When/As client is travelling through space:

All questions above and

'And [what's] happening between [gesture towards direction from] and [gesture towards direction to]?

'And anything else about moving between [gesture towards direction from] and [gesture towards direction to]?

'And where are you?'

'And where is [pronoun]?'"

How does this relate to J&P, in MiM: "You should only verbally reference their body expressions after they have labelled them for themselves. [...] 'And what kind of movement is that movement?' would have attached our words to the client's experience."

phil
01-06-2008, 05:35 PM
Do you have a sense of how it relates?

What occurs to me is that J&P are referring to staying as clean as possible in Symbolic Modelling. In terms of exploring movement as cleanly as possible, the facilitator needs to decide how universal 'movement' and 'moving' are as metaphors and thus how admissible in terms of being clean. Even David's cleanest questions contain some metaphors and presuppositions. In the experimental questions that you mention, the word 'moving' would not necessarily be said (see below).

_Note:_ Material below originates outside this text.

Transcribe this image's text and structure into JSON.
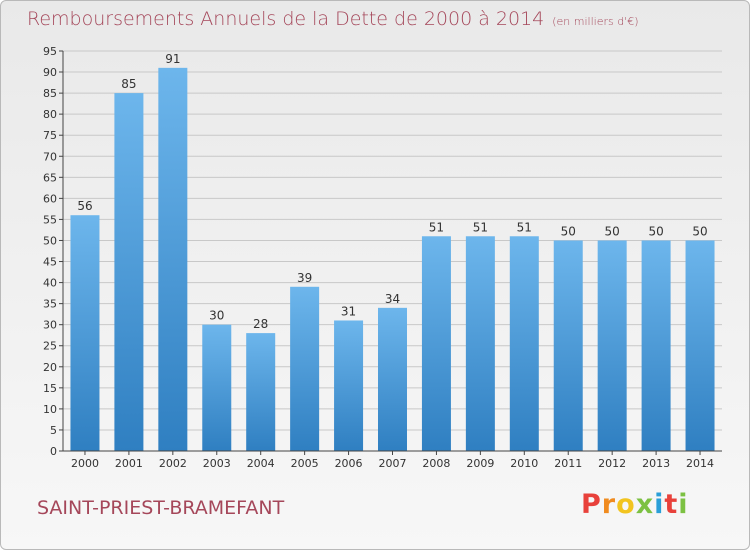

Personally, I mean to avoid using a body part label unless the client had labelled it already , e.g. if they hold their hand out as a mute answer to a question, I might ask 'and what kind of [indicate or simulate hand position] is that?'. Or I might make a mute response, that is, simulate the gesture and wait, maybe adding a querying look I think it may promote psychoactivity.

Re movement, I am guessing that in the question it would also be best to simulate rather than describe e.g. if they move their hand in a particular way, I might ask 'and what kind of [simulate gesture] is that?' rather than saying 'what kind of movement?'.

Is simulating the client's movement in a movement-oriented piece of work similar or different to using the client's own words in a language-oriented piece?